On Tuesday, the ATF sent the proposed regulation to the White House for a 90-day review, a final step before the draft rule is unveiled to the public.

Normally, when an individual buys a machine gun or short-barreled shotgun, they have to submit their fingerprints and picture to the ATF, and the local chief law enforcement officer has to assert that there is no reason to believe it would be illegal for the buyer to own the gun.

However, those same requirements don’t apply when the gun is bought in the name of a corporation or legal trust instead of an individual person.

It is illegal in the United States for civilians to purchase machine guns made after 1986.

The trusts can be formed relatively easily by a lawyer and cost a few hundred dollars. Aside from the ease of securing restricted weapons, they also assure that gun owners’ firearms will be transferred to their loved ones when they die without going through bureaucratic channels.

A spokesman with the ATF declined to detail the measures of the new proposal, since it is still in draft form.
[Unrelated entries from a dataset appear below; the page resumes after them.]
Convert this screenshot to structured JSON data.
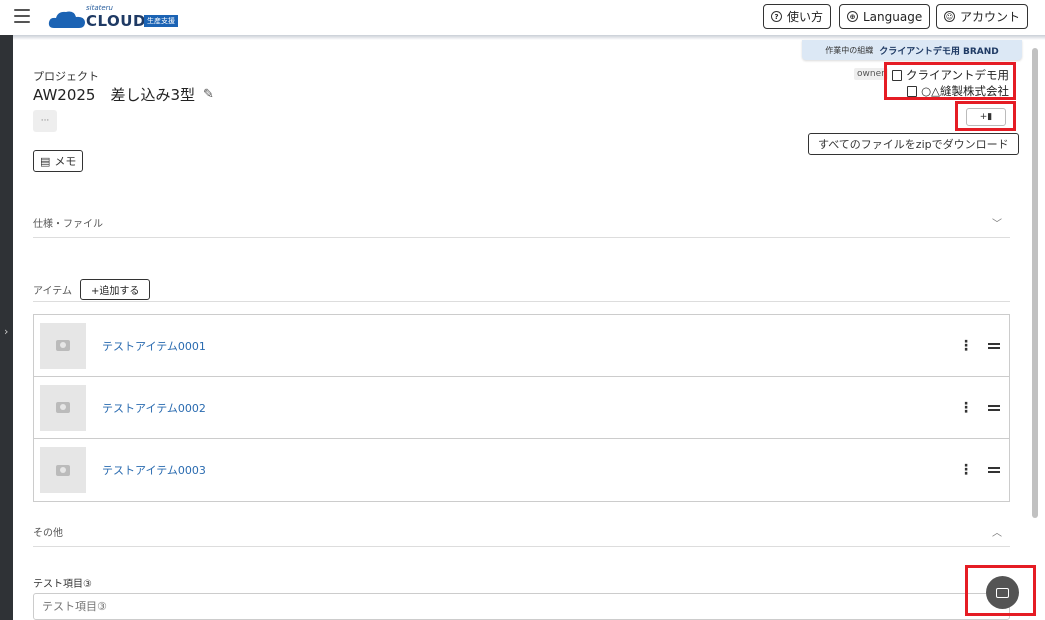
{
  "header": {
    "logo_small": "sitateru",
    "logo_text": "CLOUD",
    "logo_badge": "生産支援",
    "help_label": "使い方",
    "language_label": "Language",
    "account_label": "アカウント"
  },
  "org_banner": {
    "prefix": "作業中の組織",
    "name": "クライアントデモ用 BRAND"
  },
  "project": {
    "label": "プロジェクト",
    "title": "AW2025　差し込み3型",
    "more_label": "···",
    "memo_label": "メモ",
    "owner_tag": "owner",
    "orgs": [
      "クライアントデモ用",
      "○△縫製株式会社"
    ],
    "add_org_label": "+▮",
    "zip_label": "すべてのファイルをzipでダウンロード"
  },
  "sections": {
    "spec_files": "仕様・ファイル",
    "items": "アイテム",
    "add_item": "+追加する",
    "other": "その他"
  },
  "items": [
    {
      "name": "テストアイテム0001"
    },
    {
      "name": "テストアイテム0002"
    },
    {
      "name": "テストアイテム0003"
    }
  ],
  "test_field": {
    "label": "テスト項目③",
    "placeholder": "テスト項目③"
  },
  "icons": {
    "menu": "hamburger-icon",
    "help": "question-circle-icon",
    "language": "globe-icon",
    "account": "user-circle-icon",
    "chat": "chat-bubble-icon"
  },
  "colors": {
    "highlight": "#e51c24",
    "link": "#2a6bb0",
    "brand": "#1f3a64"
  }
}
However, an online notice said that it will require “responsible persons” designated by the legal trusts to submit forms, photographs and fingerprints to the ATF and forwarded to the local chief police officer. The rule will also define the term “responsible person.” 

The new rule will only apply to sale of machine guns, silencers and similar firearms for which the AFT has special restrictions.

According to reports, the number of applications to transfer restricted guns to trusts has skyrocketed in the recent years, to more than 39,000 last year.

In the wake of Republican opposition to gun control measures in Congress, the Obama administration has had little recourse but to target guns through executive action. 

Obama had pushed congressional action in response to December’s shooting at the Sandy Hook Elementary School in Newtown, Conn., but Senate Republicans halted a measure to expand background checks, effectively killing chances of new legislation.